Bu incelememizde biz de Bela Tarr'ın sineması eşliğinde Torino Atı'nın akıbetine tanıklık ediyor, "bilmediğimiz o şeyi", bir sanat yapıtının ışığı altında, 19. yüzyıl ve sonrası felsefesini derinden etkilemiş Friedrich Nietzsche'nin düşünce dünyasını anlamayı umuyoruz. Bu umudumuzun gerçekleşebilmesi, önce Nietzsche düşüncesinin önünü ardını bilmemize, sonra da Bela Tarr sinemasını anlamamıza bağlı.

Lamarck ve Darwin'le başlayan "Evrim Kuramı", onun şekillendirdiği Spencer'in "Doğal Ayıklanma Öğretisi"; Robert Malthus'un artan nüfusun kontrolü için "Bırakınız ölsünler" biçiminde ifade edilebilecek önerisi ve eşitlik, özgürlük değerlerini gündeme getiren toplumcu öğretiler, Nietzsche'nin yaşadığı 19. yüzyıl dünyasına damgasını vuran bilimsel, düşünsel ve sosyal gelişmelerdi. İlk bakışta birbirine eklenmesi zor görülen iki büyük düşünce atılımı bu zeminde ortaya çıktı. Bunlardan biri Marks'ın işçi sınıfına bağlanan umudunu, diğeri ise Nietzsche'nin üst insan beklentisini besliyordu.

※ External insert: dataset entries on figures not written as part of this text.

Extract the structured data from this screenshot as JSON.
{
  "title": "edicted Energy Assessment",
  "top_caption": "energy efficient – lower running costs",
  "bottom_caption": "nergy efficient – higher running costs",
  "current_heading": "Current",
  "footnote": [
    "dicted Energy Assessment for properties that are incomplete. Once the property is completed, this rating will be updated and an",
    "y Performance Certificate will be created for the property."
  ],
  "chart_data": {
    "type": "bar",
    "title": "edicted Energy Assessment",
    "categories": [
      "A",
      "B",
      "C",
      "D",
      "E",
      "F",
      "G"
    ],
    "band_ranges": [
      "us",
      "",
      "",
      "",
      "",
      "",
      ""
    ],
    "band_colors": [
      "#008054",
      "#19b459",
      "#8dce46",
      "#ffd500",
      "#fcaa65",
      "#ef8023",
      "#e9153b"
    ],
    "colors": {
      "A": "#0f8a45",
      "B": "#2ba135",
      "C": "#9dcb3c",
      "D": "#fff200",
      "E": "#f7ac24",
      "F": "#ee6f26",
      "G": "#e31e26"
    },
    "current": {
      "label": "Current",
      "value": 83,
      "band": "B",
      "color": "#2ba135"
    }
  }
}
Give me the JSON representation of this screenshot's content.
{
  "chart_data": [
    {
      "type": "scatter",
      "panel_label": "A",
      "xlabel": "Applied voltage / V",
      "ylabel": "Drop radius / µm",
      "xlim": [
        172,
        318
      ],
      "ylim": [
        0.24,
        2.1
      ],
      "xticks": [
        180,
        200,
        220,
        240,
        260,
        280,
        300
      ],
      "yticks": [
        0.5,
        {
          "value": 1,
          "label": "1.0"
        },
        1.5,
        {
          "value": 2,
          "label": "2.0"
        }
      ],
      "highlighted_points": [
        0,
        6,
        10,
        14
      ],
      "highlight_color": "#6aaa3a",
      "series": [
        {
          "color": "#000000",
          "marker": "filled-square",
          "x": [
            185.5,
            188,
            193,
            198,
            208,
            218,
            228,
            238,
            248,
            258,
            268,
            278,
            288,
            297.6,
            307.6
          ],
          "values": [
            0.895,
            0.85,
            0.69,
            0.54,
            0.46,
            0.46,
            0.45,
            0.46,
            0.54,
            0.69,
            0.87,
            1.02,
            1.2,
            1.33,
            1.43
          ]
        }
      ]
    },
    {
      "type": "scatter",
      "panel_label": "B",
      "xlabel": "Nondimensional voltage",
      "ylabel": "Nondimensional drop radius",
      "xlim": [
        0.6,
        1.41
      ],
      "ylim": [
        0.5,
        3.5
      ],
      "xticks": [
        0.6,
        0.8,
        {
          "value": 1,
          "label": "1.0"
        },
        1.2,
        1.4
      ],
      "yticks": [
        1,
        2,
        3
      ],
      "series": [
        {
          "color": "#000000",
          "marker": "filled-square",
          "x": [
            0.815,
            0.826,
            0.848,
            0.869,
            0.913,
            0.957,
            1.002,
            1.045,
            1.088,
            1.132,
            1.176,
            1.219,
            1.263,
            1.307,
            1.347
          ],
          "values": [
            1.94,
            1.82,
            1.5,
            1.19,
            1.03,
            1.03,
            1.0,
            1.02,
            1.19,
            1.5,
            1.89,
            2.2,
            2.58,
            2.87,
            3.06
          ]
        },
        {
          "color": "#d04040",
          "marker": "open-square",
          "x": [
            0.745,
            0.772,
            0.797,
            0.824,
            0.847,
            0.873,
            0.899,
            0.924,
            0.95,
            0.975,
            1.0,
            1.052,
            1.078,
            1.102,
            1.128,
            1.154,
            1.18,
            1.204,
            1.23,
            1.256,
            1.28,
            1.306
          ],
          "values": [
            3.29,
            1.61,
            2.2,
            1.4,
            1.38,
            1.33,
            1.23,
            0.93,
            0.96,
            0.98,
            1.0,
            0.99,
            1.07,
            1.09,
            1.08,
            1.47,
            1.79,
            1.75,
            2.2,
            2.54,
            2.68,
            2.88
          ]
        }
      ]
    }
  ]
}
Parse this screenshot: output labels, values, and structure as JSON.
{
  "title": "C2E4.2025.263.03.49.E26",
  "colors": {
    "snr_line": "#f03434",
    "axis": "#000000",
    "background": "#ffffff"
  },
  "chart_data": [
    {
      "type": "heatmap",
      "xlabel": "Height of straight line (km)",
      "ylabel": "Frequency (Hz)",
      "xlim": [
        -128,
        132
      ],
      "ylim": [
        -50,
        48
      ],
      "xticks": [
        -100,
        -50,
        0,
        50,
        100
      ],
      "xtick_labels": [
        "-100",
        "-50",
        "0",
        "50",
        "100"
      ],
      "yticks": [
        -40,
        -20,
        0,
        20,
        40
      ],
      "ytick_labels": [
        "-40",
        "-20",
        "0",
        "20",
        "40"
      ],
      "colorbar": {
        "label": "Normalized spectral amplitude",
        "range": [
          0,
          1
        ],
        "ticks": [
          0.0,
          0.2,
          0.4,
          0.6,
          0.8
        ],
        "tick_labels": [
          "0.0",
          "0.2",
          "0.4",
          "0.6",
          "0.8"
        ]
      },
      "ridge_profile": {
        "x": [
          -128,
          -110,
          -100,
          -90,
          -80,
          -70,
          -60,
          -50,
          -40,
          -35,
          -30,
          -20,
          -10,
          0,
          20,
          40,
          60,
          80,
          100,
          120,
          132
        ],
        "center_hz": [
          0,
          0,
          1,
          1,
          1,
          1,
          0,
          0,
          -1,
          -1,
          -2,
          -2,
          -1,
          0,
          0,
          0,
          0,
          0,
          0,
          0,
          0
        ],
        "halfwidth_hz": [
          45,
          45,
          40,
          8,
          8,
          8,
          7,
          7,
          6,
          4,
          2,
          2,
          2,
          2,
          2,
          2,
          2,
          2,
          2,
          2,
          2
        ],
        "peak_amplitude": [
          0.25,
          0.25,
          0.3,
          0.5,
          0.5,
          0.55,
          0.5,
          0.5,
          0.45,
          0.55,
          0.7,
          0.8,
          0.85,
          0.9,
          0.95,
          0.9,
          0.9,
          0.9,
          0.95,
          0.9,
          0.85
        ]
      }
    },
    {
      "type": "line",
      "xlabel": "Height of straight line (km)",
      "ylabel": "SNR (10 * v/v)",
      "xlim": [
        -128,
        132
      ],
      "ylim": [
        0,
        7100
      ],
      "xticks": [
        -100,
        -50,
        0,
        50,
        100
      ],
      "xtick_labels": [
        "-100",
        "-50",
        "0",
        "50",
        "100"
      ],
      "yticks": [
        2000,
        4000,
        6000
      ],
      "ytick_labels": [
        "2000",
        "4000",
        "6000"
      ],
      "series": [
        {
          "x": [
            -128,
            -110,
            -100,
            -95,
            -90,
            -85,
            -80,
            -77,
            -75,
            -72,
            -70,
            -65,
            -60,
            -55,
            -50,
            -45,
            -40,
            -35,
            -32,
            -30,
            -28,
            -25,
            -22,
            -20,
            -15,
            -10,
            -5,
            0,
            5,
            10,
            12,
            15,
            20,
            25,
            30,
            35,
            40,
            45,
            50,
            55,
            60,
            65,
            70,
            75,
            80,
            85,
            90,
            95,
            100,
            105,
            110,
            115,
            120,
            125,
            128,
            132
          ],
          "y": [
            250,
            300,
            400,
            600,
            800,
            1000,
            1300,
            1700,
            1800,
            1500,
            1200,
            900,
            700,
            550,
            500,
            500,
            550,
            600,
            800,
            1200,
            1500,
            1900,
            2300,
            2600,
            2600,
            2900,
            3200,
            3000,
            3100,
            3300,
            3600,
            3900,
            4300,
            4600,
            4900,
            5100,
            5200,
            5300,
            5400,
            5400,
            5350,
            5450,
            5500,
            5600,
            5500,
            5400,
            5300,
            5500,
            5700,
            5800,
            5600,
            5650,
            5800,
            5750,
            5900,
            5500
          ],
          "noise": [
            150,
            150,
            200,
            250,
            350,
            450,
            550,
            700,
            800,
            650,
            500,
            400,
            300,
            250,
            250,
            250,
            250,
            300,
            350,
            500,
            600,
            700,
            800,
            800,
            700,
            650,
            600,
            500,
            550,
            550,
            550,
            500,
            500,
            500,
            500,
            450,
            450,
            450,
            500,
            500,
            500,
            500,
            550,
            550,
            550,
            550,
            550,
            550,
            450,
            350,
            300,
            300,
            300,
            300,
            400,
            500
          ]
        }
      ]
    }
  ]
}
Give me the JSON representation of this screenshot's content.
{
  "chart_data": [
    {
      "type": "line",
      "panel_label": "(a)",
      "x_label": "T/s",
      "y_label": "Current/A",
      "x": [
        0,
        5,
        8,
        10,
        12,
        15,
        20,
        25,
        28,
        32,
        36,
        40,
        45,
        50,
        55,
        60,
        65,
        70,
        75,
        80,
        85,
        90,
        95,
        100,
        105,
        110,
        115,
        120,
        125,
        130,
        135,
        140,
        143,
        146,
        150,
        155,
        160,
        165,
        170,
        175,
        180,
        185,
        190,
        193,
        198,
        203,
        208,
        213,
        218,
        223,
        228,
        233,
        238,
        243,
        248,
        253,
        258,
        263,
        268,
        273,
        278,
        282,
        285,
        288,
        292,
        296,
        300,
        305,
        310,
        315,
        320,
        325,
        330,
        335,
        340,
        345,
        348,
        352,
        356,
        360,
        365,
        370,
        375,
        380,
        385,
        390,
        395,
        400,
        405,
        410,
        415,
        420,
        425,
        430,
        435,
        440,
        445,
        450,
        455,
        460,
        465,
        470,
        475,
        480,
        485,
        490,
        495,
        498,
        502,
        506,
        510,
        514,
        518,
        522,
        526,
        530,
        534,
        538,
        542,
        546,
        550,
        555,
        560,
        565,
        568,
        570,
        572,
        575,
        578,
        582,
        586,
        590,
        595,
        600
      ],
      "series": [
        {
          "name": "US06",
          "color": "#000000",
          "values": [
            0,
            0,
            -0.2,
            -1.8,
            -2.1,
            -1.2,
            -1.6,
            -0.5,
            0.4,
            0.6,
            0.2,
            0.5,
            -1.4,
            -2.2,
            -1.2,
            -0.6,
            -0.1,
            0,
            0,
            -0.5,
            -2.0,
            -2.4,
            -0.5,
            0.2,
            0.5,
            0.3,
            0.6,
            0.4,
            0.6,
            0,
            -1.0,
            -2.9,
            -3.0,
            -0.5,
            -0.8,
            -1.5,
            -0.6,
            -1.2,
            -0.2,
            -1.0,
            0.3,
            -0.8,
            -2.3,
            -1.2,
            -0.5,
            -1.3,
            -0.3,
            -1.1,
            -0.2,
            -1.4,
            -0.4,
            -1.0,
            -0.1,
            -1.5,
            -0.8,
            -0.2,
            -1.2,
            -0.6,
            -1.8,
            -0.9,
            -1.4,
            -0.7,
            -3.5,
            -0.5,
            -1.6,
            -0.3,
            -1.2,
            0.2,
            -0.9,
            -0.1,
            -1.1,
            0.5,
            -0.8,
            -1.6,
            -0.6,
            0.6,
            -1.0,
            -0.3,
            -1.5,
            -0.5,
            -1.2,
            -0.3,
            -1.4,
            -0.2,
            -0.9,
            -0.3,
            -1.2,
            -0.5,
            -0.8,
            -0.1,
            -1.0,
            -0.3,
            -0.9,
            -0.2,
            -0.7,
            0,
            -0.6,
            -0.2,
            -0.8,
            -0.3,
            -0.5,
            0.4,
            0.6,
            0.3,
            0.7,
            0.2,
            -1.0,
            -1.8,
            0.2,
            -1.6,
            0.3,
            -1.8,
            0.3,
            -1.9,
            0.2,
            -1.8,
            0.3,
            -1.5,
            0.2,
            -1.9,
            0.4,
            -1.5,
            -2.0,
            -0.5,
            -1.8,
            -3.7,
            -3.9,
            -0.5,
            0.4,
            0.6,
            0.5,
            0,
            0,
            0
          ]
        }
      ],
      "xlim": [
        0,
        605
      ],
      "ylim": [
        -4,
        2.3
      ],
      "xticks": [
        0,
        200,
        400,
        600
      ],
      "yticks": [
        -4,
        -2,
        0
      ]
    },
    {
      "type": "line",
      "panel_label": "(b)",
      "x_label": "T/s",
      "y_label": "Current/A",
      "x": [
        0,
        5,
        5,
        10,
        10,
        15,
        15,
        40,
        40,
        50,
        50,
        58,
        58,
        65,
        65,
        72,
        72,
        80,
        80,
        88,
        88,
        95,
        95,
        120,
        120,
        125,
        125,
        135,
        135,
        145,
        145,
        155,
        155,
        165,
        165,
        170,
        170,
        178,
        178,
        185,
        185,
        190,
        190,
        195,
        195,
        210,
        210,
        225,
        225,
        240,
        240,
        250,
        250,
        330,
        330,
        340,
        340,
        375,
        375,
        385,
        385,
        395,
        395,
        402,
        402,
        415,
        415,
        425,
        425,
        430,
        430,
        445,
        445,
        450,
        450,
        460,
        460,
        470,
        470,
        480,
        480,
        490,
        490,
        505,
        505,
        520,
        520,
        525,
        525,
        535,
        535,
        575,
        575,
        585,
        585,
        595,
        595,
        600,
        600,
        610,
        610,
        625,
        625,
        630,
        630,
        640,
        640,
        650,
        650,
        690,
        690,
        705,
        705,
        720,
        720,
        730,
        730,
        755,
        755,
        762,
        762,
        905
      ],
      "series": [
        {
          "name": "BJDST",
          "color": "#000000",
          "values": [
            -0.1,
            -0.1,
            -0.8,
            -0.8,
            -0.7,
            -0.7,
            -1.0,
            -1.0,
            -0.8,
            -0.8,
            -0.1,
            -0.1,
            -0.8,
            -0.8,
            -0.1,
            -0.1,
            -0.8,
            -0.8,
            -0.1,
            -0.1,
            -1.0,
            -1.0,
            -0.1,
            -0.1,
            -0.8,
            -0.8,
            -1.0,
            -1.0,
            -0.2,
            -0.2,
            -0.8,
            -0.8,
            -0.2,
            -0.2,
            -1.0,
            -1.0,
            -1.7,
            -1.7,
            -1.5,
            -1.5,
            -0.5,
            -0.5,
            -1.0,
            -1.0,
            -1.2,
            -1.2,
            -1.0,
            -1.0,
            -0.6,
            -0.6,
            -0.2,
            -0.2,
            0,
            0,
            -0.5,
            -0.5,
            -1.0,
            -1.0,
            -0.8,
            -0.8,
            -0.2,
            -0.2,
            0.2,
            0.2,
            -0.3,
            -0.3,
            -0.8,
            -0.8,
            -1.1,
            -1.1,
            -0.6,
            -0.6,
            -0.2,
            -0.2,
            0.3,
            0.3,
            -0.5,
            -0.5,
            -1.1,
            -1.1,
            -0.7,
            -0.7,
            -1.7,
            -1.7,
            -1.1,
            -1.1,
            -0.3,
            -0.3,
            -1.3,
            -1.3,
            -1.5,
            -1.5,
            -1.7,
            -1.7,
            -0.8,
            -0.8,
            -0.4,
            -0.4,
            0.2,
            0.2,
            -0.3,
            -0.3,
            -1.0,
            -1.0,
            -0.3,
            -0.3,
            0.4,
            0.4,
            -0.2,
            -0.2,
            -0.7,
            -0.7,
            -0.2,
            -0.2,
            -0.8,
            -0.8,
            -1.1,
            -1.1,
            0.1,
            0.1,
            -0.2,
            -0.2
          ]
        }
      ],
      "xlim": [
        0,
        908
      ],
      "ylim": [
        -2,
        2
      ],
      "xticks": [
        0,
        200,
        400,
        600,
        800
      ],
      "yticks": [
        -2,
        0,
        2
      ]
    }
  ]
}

Sonunda Marks’ın düşünsel etkinlik odağında “var olan her şeyi acımasızca eleştirmek”, Nietzsche'ninkinde de “bütün değerleri değiştirmek” yer alıyordu. Çünkü içinde yaşadıkları çağa baktıklarında Avrupa’da Marks, insanın anlamlandıramadığı bir güç karşısında varoluşsal özerkliğini yitirdiğini; Nietzsche de iyileştirilmesi olanaksız bir hastalığın pençesinde kaçınılmaz bir çöküş (decedance) görüyorlardı (Fatih Yaşlı, Nietzsche ve Marx, Bilim ve Gelecek Kitaplığı, 2008).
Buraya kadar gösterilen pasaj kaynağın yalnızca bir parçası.